Would you like a coffee?

Koffie en Kado 32.365
The Dutch love coffee. If you go anywhere, you’re going to be offered coffee, even in shops and offices where you might not expect it. You also always get one cookie or piece of chocolate to go with your coffee. It’s all so very civilized! One thing to note for American coffee drinkers: the coffee cups (and amount of coffee) are often a bit smaller here than in the US, unless, of course, you go somewhere like Bagels and Beans (a coffee shop chain here in the Netherlands), where you’ll end up with the huge mugs of coffee.

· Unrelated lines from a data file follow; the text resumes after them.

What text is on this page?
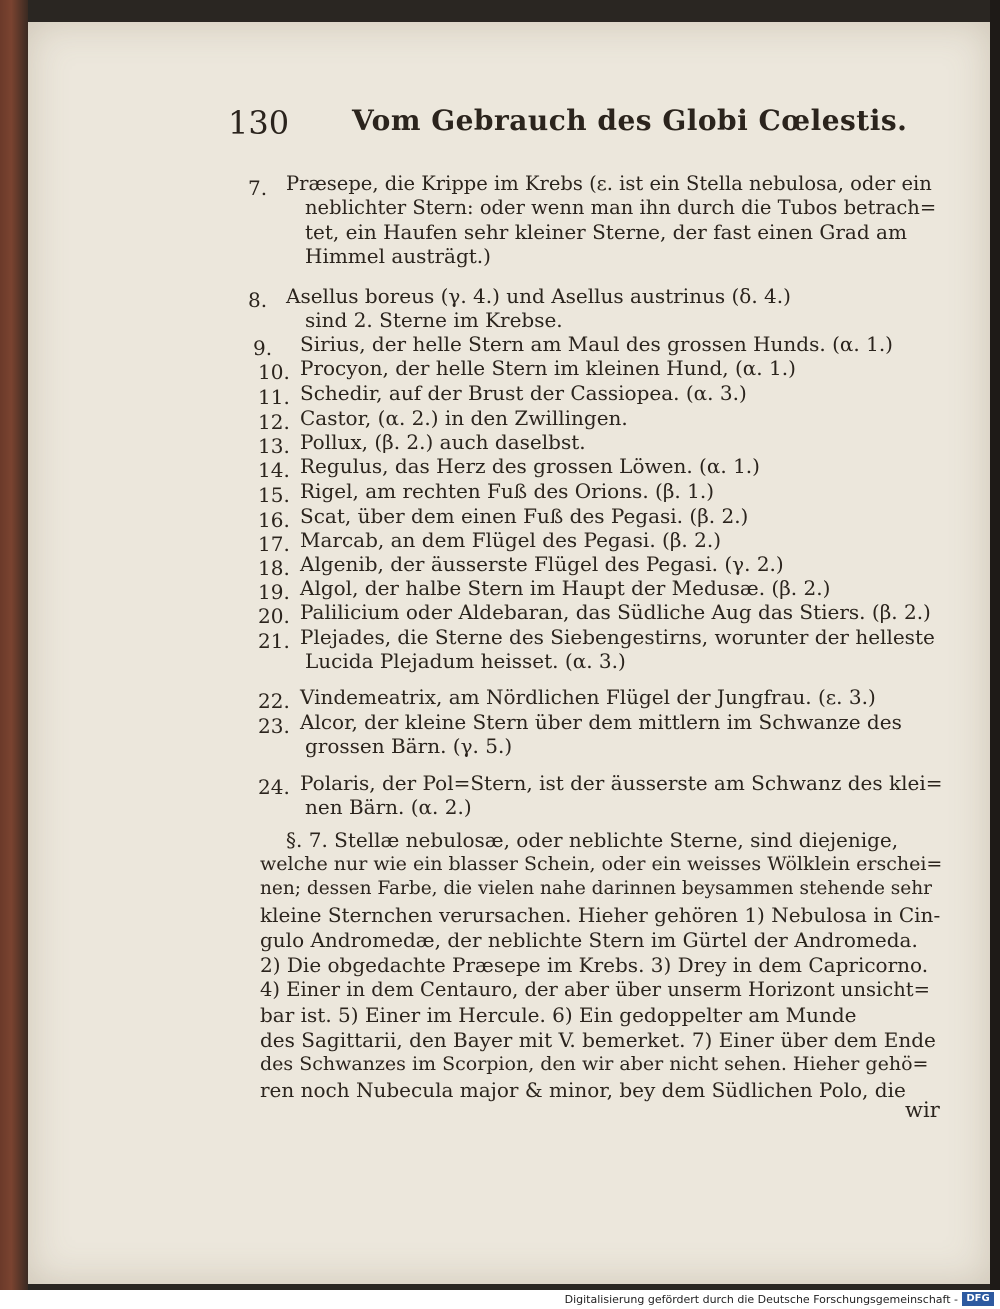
130 Vom Gebrauch des Globi Cœlestis.
7. Præsepe, die Krippe im Krebs (ε. ist ein Stella nebulosa, oder ein
neblichter Stern: oder wenn man ihn durch die Tubos betrach=
tet, ein Haufen sehr kleiner Sterne, der fast einen Grad am
Himmel austrägt.)
8. Asellus boreus (γ. 4.) und Asellus austrinus (δ. 4.)
sind 2. Sterne im Krebse.
9. Sirius, der helle Stern am Maul des grossen Hunds. (α. 1.)
10. Procyon, der helle Stern im kleinen Hund, (α. 1.)
11. Schedir, auf der Brust der Cassiopea. (α. 3.)
12. Castor, (α. 2.) in den Zwillingen.
13. Pollux, (β. 2.) auch daselbst.
14. Regulus, das Herz des grossen Löwen. (α. 1.)
15. Rigel, am rechten Fuß des Orions. (β. 1.)
16. Scat, über dem einen Fuß des Pegasi. (β. 2.)
17. Marcab, an dem Flügel des Pegasi. (β. 2.)
18. Algenib, der äusserste Flügel des Pegasi. (γ. 2.)
19. Algol, der halbe Stern im Haupt der Medusæ. (β. 2.)
20. Palilicium oder Aldebaran, das Südliche Aug das Stiers. (β. 2.)
21. Plejades, die Sterne des Siebengestirns, worunter der helleste
Lucida Plejadum heisset. (α. 3.)
22. Vindemeatrix, am Nördlichen Flügel der Jungfrau. (ε. 3.)
23. Alcor, der kleine Stern über dem mittlern im Schwanze des
grossen Bärn. (γ. 5.)
24. Polaris, der Pol=Stern, ist der äusserste am Schwanz des klei=
nen Bärn. (α. 2.)
§. 7. Stellæ nebulosæ, oder neblichte Sterne, sind diejenige,
welche nur wie ein blasser Schein, oder ein weisses Wölklein erschei=
nen; dessen Farbe, die vielen nahe darinnen beysammen stehende sehr
kleine Sternchen verursachen. Hieher gehören 1) Nebulosa in Cin-
gulo Andromedæ, der neblichte Stern im Gürtel der Andromeda.
2) Die obgedachte Præsepe im Krebs. 3) Drey in dem Capricorno.
4) Einer in dem Centauro, der aber über unserm Horizont unsicht=
bar ist. 5) Einer im Hercule. 6) Ein gedoppelter am Munde
des Sagittarii, den Bayer mit V. bemerket. 7) Einer über dem Ende
des Schwanzes im Scorpion, den wir aber nicht sehen. Hieher gehö=
ren noch Nubecula major & minor, bey dem Südlichen Polo, die
wir
Digitalisierung gefördert durch die Deutsche Forschungsgemeinschaft - DFG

While G and I are not the biggest coffee drinkers, we do enjoy a cup first thing in the morning. (I sometimes have two cups, and maybe another in the afternoon on cold days like today.) So after making do with a French press for the first year or so that we were here, we eventually bought one of the Senseo coffee makers, the type with the coffee pads/pods that make one or two servings at a time. For me, it’s perfect, because it doesn’t take a lot of extra work measuring and cleaning and boiling water and then waiting for it to steep. I know some coffee aficionados prefer other pod coffee makers or regular coffee beans/grinds, but for us, this works and works well.

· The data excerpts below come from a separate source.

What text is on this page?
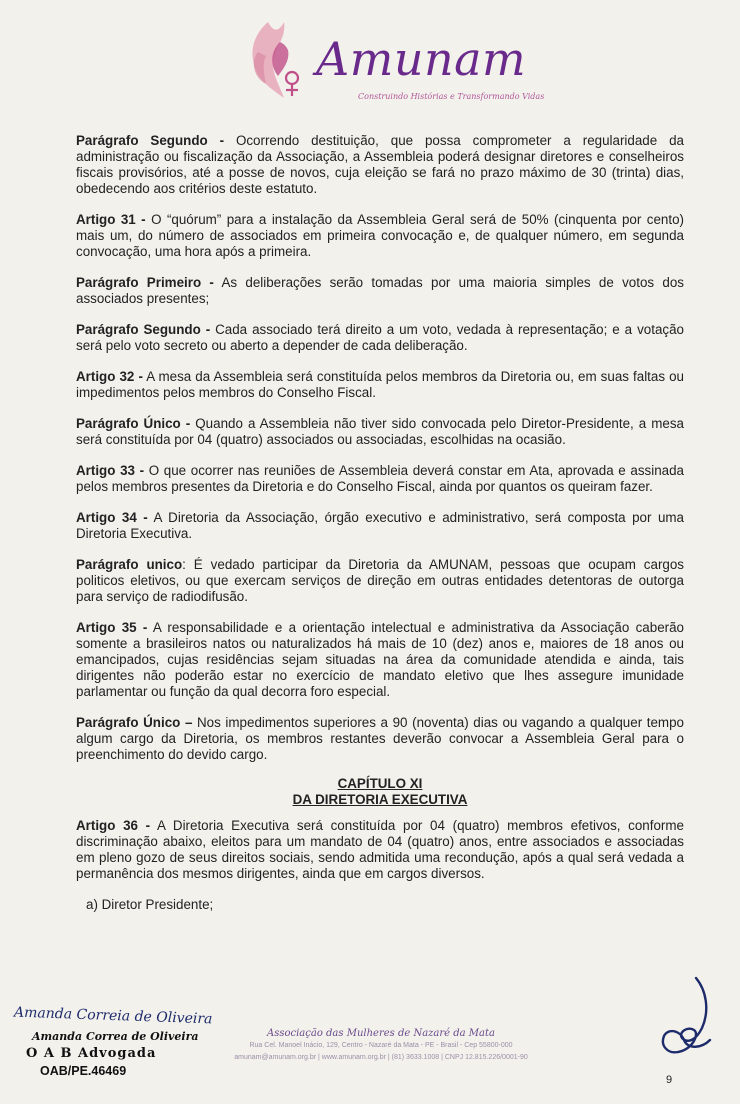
Amunam
Construindo Histórias e Transformando Vidas

Parágrafo Segundo - Ocorrendo destituição, que possa comprometer a regularidade da administração ou fiscalização da Associação, a Assembleia poderá designar diretores e conselheiros fiscais provisórios, até a posse de novos, cuja eleição se fará no prazo máximo de 30 (trinta) dias, obedecendo aos critérios deste estatuto.

Artigo 31 - O “quórum” para a instalação da Assembleia Geral será de 50% (cinquenta por cento) mais um, do número de associados em primeira convocação e, de qualquer número, em segunda convocação, uma hora após a primeira.

Parágrafo Primeiro - As deliberações serão tomadas por uma maioria simples de votos dos associados presentes;

Parágrafo Segundo - Cada associado terá direito a um voto, vedada à representação; e a votação será pelo voto secreto ou aberto a depender de cada deliberação.

Artigo 32 - A mesa da Assembleia será constituída pelos membros da Diretoria ou, em suas faltas ou impedimentos pelos membros do Conselho Fiscal.

Parágrafo Único - Quando a Assembleia não tiver sido convocada pelo Diretor-Presidente, a mesa será constituída por 04 (quatro) associados ou associadas, escolhidas na ocasião.

Artigo 33 - O que ocorrer nas reuniões de Assembleia deverá constar em Ata, aprovada e assinada pelos membros presentes da Diretoria e do Conselho Fiscal, ainda por quantos os queiram fazer.

Artigo 34 - A Diretoria da Associação, órgão executivo e administrativo, será composta por uma Diretoria Executiva.

Parágrafo unico: É vedado participar da Diretoria da AMUNAM, pessoas que ocupam cargos politicos eletivos, ou que exercam serviços de direção em outras entidades detentoras de outorga para serviço de radiodifusão.

Artigo 35 - A responsabilidade e a orientação intelectual e administrativa da Associação caberão somente a brasileiros natos ou naturalizados há mais de 10 (dez) anos e, maiores de 18 anos ou emancipados, cujas residências sejam situadas na área da comunidade atendida e ainda, tais dirigentes não poderão estar no exercício de mandato eletivo que lhes assegure imunidade parlamentar ou função da qual decorra foro especial.

Parágrafo Único – Nos impedimentos superiores a 90 (noventa) dias ou vagando a qualquer tempo algum cargo da Diretoria, os membros restantes deverão convocar a Assembleia Geral para o preenchimento do devido cargo.

CAPÍTULO XI
DA DIRETORIA EXECUTIVA

Artigo 36 - A Diretoria Executiva será constituída por 04 (quatro) membros efetivos, conforme discriminação abaixo, eleitos para um mandato de 04 (quatro) anos, entre associados e associadas em pleno gozo de seus direitos sociais, sendo admitida uma recondução, após a qual será vedada a permanência dos mesmos dirigentes, ainda que em cargos diversos.

a) Diretor Presidente;
Amanda Correia de Oliveira
Amanda Correa de Oliveira
O A B Advogada
OAB/PE.46469
Associação das Mulheres de Nazaré da Mata
Rua Cel. Manoel Inácio, 129, Centro - Nazaré da Mata - PE - Brasil - Cep 55800-000
amunam@amunam.org.br | www.amunam.org.br | (81) 3633.1008 | CNPJ 12.815.226/0001-90
9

Senseo was created in a joint effort between Phillips (the giant electronics manufacturer, which also happens to be a Dutch company) and Douwe Egberts, a Dutch coffee company that dates back to the 1700s, with its headquarters here in Utrecht. DE, as Douwe Egberts is often known, sells all sorts of coffee in regular grocery stores across the country, so it’s easy to find a variety of coffee blends for the Senseo machine here.
Time to Go Shopping
The bags that the coffee pods come in feature waardepunten, award points ranging usually from 5-20 points, depending on the type of pods you’re buying. Our usual coffee pods come in a bag worth 20 points. What’s the point of the points? You can save them up and then redeem them, either online, or in a DE store (like the one seen above) for more coffee or for a variety of coffee-related items, including machines, teapots, coffee cups and saucers, storage tins, dessert plates and more. I haven’t counted our points in a while, but we’ve got quite a few. I may count them up and then go to the DE store here just off Neude and see if there’s something that catches my eye. Maybe a nice storage jar or tin. I’d go for some more coffee cups, but we’re honestly running out of storage space for any more glasses or mugs, especially after I received a very cute Rietveld mug in my prize pack from the Centraal Museum.

Stijlish Bicycles

De Stijl Fietsen
I haven’t been doing so well with the daily photos the past few days, in part due to other distractions. Yesterday, we (finally) went to the Rietveld Universum exhibit at the Centraal Museum. It was an excellent exhibit, which I shall write more about when I’m feeling a bit more chatty. Today, I just don’t feel like I can write about any of the topics I want to write about and do them justice. So for now, enjoy this colorful photo of the bicycles that are decorated in the colors associated with De Stijl and Rietveld. They’re available for use at the museum to visit other locations. Now I’m considering giving my own bike a bit of a new paint job!